En réalité, les maladies d’amour sont innombrables, elles tourmentent l’homme au lieu même de ce pour quoi la vie lui semble valoir d’être vécue. L’amour est en nous un mouvement aussi puissant qu’incessant car nous sommes faits pour aimer et être aimés. Mais il est contrarié par des obstacles ou des refus, qu’ils soient extérieurs ou intérieurs. Car le plus inquiétant est de découvrir qu’en nous-mêmes se joue un affrontement entre l’heureux désir d’amour et une volonté contraire.

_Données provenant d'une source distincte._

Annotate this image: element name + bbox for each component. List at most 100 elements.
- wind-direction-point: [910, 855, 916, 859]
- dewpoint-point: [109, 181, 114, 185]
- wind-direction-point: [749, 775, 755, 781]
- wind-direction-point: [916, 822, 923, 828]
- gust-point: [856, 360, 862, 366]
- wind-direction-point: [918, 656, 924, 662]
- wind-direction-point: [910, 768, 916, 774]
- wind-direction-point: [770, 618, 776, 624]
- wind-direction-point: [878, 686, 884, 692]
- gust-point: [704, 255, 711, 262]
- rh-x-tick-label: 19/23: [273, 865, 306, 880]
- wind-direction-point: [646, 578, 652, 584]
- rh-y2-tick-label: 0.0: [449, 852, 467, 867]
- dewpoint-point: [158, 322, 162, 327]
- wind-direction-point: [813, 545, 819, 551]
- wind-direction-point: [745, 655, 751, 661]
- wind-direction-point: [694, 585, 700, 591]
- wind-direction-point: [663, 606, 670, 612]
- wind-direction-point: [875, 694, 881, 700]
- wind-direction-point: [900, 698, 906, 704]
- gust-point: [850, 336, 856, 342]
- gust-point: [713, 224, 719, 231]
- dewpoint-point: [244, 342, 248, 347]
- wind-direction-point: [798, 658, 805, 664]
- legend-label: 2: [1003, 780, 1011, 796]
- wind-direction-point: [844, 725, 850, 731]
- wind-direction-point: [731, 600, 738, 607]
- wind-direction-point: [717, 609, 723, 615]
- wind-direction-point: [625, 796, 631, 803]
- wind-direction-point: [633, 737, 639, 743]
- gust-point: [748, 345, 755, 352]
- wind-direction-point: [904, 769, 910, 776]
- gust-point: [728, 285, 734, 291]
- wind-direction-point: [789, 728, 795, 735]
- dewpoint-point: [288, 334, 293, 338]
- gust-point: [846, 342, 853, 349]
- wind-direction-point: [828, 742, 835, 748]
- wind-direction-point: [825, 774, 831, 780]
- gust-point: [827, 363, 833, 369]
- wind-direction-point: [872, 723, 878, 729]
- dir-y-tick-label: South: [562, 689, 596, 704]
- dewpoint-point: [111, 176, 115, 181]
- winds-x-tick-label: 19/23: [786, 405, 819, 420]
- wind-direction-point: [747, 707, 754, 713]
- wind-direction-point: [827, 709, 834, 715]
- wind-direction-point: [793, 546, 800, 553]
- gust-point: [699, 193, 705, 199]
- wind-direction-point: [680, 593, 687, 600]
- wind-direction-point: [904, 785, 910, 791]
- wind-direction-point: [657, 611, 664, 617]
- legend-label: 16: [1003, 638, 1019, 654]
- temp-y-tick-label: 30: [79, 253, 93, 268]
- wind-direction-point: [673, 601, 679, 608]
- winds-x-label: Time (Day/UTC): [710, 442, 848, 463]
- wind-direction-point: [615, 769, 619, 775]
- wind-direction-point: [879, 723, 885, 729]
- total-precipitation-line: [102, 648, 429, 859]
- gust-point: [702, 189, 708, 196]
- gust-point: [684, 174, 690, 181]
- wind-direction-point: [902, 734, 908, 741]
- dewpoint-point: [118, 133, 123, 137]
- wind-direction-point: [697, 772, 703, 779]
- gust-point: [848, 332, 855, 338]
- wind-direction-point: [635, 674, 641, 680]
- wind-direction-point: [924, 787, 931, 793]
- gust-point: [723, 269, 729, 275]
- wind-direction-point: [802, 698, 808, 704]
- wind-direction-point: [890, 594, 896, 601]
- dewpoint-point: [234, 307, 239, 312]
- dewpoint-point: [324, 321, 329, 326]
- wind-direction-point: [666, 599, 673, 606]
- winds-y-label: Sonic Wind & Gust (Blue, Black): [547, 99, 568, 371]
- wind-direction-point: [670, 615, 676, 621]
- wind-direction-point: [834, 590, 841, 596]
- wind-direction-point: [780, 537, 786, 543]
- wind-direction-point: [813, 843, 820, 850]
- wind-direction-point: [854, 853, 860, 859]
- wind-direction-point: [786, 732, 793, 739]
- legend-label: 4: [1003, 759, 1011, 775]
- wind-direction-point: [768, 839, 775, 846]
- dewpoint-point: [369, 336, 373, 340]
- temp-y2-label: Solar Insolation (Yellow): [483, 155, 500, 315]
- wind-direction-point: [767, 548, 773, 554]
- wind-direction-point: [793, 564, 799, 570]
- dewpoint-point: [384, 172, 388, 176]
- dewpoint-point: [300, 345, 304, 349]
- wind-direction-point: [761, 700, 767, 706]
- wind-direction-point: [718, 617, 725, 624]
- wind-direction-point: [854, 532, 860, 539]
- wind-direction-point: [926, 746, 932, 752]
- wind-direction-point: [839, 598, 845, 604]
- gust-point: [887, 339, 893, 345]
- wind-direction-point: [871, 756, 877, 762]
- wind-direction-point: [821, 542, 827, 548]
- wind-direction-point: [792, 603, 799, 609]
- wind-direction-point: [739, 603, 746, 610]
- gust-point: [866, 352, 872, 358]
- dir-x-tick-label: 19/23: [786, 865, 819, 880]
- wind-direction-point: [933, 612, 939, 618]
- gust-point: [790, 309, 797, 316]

Le mauvais, en effet, tente toujours de nous souffler sa haine de tout.

Si les maladies pullulent, le remède est unique : c’est l’amour dont le Fils de Dieu nous a tous aimés jusqu’au bout. Rares sont ceux qui, à lire les évangiles, n’ont pas aimé Jésus. Certains, voulant l’abaisser, l’ont dépeint comme un idéaliste, non-violent inadapté ou révolutionnaire raté, mais personne n’a pu douter de son amour inouï, invincible en son cœur jusque sur la croix où l’injustice du monde atteint son paroxysme. Cet amour est la panacée pour tous nos maux de l’âme : à le contempler, il devient possible pour nous de nous aimer comme lui.